When I was a kid, I was deep into Greek and Roman mythology. That interest stayed with me during Greek and Latin classes in high school, but once I was lured into the traps of modern literary fiction, I never really looked back. Recently, a slew of retellings of famous mythological stories started coming out, including some that tell these stories from new points of view. (I will read you eventually, Circe.)
I’m not sure why I decided to pick up The Penelopiad by Margaret Atwood, but I’m glad I did. It tells the story of the Odyssey from the perspective of Penelope, Odysseus’s wife, and her twelve handmaidens, who were hanged by Odysseus and her son Telemachus. Starting with her childhood, The Penelopiad introduces a myriad of other recognizable characters, including the face that launched a thousand ships, Helen of Troy herself. The twenty years during which Odysseus is gone present a number of difficulties for Penelope: from trying to assert her rightful place within the palace, to fending off drunk and belligerent suitors, Penelope has to do it all on her own. She eventually builds a sort of support network through her young handmaidens, but they are tragically killed off immediately after Odysseus’s return, in what is probably best described as an ‘honor’ killing.

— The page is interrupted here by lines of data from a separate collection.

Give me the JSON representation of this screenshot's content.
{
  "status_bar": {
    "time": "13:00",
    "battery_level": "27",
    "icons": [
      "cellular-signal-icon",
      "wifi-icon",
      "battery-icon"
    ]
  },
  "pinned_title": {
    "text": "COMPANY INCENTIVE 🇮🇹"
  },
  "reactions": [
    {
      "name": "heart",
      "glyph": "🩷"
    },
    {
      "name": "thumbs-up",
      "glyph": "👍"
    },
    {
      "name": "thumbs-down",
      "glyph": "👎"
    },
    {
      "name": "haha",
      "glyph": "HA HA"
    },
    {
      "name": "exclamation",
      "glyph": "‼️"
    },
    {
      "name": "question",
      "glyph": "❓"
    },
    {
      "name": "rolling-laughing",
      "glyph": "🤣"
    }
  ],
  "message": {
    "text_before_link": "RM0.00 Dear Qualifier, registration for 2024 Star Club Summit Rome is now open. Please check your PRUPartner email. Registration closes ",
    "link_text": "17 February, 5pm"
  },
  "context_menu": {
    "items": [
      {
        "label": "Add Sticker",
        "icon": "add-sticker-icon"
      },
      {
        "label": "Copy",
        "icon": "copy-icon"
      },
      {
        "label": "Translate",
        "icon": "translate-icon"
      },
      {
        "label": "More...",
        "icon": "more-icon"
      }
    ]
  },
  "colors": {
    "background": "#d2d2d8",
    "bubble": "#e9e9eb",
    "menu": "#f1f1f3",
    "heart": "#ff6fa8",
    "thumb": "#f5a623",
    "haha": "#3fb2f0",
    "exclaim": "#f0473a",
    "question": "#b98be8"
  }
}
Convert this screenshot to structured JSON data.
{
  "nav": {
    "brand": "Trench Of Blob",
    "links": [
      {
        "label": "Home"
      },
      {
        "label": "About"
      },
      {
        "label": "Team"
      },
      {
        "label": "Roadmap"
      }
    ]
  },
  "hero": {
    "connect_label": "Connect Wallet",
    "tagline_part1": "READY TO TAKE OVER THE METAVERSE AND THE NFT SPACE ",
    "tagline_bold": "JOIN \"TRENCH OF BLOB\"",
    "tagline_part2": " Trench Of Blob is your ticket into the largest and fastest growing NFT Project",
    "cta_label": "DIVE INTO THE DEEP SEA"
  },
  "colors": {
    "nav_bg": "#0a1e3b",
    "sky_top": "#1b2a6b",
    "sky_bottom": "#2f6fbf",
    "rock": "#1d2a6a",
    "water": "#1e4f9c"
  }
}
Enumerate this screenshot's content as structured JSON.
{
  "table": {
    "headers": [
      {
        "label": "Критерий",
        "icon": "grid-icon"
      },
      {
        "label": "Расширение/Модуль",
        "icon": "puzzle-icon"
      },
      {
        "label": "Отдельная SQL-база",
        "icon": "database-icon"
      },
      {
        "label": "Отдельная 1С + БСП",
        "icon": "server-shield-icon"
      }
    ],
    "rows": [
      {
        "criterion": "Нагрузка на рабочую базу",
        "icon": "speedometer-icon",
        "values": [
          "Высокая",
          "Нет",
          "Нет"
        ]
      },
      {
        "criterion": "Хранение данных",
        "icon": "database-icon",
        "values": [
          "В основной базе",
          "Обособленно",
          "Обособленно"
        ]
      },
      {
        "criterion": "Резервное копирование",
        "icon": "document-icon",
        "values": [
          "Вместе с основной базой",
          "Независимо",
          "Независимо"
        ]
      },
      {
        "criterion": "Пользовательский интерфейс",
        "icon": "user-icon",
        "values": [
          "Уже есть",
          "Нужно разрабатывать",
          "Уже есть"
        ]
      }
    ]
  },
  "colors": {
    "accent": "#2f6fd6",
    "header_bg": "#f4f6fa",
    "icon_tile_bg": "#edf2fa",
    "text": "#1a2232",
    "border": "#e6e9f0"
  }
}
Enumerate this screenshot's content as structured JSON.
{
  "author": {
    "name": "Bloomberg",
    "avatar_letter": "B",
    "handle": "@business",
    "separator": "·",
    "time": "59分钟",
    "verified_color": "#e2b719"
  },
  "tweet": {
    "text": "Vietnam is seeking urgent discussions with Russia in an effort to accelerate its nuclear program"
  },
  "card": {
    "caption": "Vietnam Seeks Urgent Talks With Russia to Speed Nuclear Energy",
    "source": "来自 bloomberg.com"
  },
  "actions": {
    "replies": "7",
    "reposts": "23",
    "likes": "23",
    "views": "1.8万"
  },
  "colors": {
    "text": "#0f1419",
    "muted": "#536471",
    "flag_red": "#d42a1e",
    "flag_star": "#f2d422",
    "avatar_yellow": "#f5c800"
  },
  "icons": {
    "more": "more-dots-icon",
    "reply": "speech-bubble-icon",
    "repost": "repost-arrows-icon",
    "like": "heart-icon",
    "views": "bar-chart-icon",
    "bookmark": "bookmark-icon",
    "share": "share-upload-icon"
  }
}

A retelling of a traditionally male-centered story by a woman is by default going to be feminist, and Atwood delivers her usual cutting insights. I love that she chose to not only tell Penelope’s story, but also that of her twelve handmaidens. It added a fresh, somewhat more intersectional point of view, while also allowing Atwood to play with literary styles and genres.
I won’t say this story blew me away, but it’s a short, enjoyable read, particularly if you’re interested in mythology.